Wednesday, May 22, 2013
Spodumene and the Food Safe Controversy
Potters have known for a long time about lead (a bad word). Potters use lead because it is a great flux. It lowers the melting point and flows into a soft shinny coating on a piece of low fired pottery. A glaze is basically a coating of glass, melted onto a clay vessel to hold liquids and to look nice. Glass (silica sand) melts at a higher temperature than red clay, so a flux must be added to the mix so it will melt onto the clay pot without melting the pot itself. A red clay pot fired high enough to melt the silica sand without a flux, and you would have a molted mess.

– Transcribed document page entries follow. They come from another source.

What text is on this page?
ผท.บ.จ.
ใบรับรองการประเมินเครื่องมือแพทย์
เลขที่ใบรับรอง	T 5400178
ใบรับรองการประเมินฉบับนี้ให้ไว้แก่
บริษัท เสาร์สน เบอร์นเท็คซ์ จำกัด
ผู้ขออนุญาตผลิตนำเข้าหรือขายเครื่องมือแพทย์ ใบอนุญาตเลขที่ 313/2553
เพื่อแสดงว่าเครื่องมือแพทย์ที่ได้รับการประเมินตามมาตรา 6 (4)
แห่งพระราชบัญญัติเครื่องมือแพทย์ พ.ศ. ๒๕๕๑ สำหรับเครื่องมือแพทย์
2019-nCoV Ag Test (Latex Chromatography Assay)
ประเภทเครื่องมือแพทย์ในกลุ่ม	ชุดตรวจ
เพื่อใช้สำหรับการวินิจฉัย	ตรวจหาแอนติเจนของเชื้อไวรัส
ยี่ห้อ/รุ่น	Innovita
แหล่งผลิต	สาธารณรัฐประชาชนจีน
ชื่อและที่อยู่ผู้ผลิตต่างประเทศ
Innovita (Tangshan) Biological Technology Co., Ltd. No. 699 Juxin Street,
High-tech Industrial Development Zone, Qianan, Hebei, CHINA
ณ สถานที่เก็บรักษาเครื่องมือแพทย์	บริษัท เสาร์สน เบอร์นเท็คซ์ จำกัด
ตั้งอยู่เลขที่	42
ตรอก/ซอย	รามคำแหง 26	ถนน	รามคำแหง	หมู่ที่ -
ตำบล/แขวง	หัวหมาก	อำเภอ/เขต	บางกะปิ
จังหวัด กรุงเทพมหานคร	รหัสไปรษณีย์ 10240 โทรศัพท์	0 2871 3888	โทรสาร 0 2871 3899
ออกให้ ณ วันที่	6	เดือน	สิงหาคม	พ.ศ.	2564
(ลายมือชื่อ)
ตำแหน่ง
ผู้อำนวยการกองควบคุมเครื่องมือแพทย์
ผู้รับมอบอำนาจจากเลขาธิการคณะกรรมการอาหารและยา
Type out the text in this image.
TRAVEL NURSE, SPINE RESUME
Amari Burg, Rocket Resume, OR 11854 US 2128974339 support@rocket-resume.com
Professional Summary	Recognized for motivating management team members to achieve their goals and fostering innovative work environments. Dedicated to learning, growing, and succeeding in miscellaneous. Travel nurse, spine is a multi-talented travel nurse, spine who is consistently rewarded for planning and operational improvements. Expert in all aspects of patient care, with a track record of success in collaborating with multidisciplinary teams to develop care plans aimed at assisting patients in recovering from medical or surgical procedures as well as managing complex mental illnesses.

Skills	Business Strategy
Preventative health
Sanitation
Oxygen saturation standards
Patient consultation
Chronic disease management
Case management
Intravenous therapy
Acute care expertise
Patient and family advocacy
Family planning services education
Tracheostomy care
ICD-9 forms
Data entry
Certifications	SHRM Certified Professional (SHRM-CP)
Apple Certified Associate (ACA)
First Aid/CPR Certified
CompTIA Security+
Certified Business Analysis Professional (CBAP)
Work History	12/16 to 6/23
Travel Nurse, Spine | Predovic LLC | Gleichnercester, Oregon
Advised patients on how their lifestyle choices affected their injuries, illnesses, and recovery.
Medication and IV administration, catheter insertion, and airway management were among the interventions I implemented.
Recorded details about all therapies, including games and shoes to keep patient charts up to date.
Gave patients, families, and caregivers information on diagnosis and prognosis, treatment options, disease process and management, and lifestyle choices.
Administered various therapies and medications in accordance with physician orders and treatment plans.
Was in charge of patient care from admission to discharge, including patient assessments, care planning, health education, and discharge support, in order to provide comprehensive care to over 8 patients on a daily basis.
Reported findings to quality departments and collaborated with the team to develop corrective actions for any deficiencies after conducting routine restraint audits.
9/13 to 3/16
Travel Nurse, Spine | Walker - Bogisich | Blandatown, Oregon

So anyway, we use wood ashes, sodium, potassium, lithium, boron, calcium, magnsium, barium, strontium, lead, zinc and iron. These minerals lower the melting point of the glaze and also have different effects.. gloss, matt, etc.
We now avoid lead.
Spodumene also crops up in glaze formulas. I have some glazes that use spodumene in the formula. Spodumene is a lithium flux. Someone I know, has brought up spodumene many times in conversations, so when we recently went back to the Connecticut Antique Machinery Museum in Kent, I saw that they had samples of many rocks from our area including Spodumene. This got me interested in learning more about the mining and uses of Spodumene in my pottery.
It seems it is a controversal subject about food safety too. Here is an interesting article I found...
History. It's always interesting and you never know what you will turn up when you start looking into things.